How to think about the model that serves as the “coding brain.”
How to look at benchmarks and leaderboards so you can make a fair comparison.
1. Agentic Tooling as the Interface
A year ago, most people talked to a coding model in a single turn. You asked for code, it gave you code, copy, paste, and that was the end of the exchange.
Today, more and more tools use what is called an agentic approach. This means the model can take several steps in a row and execute actions in service of a goal, just like you would if you were solving a problem.
In these tools, the agent can:
Plan the work by breaking a big task into smaller ones.
Write code and run it to see if it works or not.
Fix mistakes it finds along the way, and optionally loops on error.
Connect to tools you already use, such as version control, your editor, or your testing setup using MCP (Model Context Protocol).
When this works well, the activation energy to ship is lowered and you get to spend more of your time on the parts of the work that need your judgement and creativity.
2. Choosing the “Coding Brain”
Every coding agent has a model inside it that makes decisions and writes code. This is what I am calling the “brain.”
Largely, there are two kinds of brains to choose from:
Open-source models. Examples include the recently-launched gpt-oss variants and fine-tuned versions of Llama 4. These are built in public and can be changed to suit your needs. They work well for teams who want control and the option to make their own improvements.
Proprietary models. These are offered by companies like Google, OpenAI, and Anthropic. They often work very well without much setup. They can handle large amounts of code and a variety of tasks. They are simple to start using, and these offerings allow a fair degree of fine-tuning and evaluability even through the user interface.
The right choice depends on what kind of work you and your team do, whether you’d like to own hardware and the MLOps or not, and whether you want to control the model yourself.
These models are consistently at the top of the latest benchmarks and leaderboards:
Proprietary
GPT-5
Claude 4 Opus
Gemini 2.5 Pro (Code)
Open-Source
gpt-oss-120b / gpt-oss-20b
Qwen3-Coder
LLaMA 4
Kimi K2 Instruct
3. Benchmarks, Leaderboards, and Choosing Fairly
It can be hard to know which model will work best for you.
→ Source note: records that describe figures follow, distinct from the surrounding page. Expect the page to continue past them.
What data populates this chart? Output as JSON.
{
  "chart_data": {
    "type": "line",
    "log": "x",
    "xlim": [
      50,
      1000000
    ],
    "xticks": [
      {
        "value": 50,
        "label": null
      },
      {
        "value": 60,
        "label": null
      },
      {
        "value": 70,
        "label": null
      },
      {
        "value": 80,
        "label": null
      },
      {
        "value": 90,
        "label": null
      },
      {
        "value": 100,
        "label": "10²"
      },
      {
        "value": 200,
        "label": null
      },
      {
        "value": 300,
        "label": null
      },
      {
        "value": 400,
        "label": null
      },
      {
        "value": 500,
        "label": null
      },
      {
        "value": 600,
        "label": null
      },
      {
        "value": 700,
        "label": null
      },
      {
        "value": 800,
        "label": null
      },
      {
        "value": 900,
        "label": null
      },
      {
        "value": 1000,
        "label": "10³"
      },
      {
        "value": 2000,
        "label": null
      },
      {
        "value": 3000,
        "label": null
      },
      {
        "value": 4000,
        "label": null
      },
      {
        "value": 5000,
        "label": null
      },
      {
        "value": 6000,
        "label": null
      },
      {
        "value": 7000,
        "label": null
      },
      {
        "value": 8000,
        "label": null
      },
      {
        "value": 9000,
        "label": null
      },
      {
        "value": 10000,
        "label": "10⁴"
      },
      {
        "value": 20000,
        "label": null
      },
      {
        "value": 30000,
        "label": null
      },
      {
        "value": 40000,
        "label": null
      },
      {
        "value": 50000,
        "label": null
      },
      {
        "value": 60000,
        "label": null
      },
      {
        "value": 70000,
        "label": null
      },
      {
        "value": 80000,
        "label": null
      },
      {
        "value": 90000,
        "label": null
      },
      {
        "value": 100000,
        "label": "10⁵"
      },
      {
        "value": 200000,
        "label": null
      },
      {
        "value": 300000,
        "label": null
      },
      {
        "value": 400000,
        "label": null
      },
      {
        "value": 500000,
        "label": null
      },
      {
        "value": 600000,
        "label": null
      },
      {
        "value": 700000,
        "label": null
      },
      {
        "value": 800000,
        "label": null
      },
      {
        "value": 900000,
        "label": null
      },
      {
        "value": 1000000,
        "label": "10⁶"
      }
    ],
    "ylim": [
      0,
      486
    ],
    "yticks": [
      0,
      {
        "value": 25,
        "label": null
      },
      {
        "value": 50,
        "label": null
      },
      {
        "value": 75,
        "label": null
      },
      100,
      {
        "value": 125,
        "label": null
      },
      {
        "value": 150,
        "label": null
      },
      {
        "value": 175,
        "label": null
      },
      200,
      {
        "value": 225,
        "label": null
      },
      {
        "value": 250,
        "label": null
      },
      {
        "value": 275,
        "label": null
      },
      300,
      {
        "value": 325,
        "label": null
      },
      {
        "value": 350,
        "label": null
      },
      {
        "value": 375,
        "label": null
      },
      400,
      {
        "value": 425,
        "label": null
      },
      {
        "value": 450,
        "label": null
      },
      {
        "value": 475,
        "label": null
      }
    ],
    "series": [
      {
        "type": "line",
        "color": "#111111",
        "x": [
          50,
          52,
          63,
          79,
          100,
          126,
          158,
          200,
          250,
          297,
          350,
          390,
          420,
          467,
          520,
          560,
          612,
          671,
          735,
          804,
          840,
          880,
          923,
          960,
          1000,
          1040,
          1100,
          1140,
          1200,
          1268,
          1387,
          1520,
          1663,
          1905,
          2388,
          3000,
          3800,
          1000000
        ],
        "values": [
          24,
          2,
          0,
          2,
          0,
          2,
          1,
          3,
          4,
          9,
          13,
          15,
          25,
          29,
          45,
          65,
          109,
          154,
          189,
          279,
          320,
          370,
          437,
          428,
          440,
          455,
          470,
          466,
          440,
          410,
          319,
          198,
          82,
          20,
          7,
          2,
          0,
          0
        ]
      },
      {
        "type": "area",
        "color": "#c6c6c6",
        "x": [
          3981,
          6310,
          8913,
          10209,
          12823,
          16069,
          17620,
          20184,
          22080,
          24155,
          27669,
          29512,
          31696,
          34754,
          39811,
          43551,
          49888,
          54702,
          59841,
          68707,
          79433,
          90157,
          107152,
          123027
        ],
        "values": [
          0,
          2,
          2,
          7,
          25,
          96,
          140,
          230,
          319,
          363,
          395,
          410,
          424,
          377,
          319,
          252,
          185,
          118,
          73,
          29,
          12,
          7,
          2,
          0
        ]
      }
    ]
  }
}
One place to start is by looking at benchmarks and leaderboards.
Benchmarks are tests where the model is given a set of problems to solve. These problems might be things like fixing a bug, adding a feature, or writing a function from scratch.
Some of the most useful benchmarks today are SWE-bench, LiveBench, and the leaderboards from Aider and LM Arena.
Different benchmarks use different rules. They may use different data, different measures of success, and different amounts of help from humans.
Because of this, it is best not to rely on only one.
New models are released with a regular cadence, and this presents an opportunity to periodically review these benchmarks and leaderboards (and any recent studies from trusted sources) for updated information.
4. Where?
Another choice is where the model runs.
If you use a vendor’s cloud service, you can get started quickly and do not have to manage the hardware yourself.
If you run a model on your own systems, you have more control, and you may save money over time. This works well with open-source models, but you will need the skills and equipment to support them.
5. Conclusion
Coding agent models have moved from the edges of software development into the center of it. If you take the time to learn how they work, read benchmarks carefully, digest the model cards, choose the right brain, then you can make an informed choice that will help your team work smarter.
Check more than one source, try the models that stand out, and see how they fit into your way of working!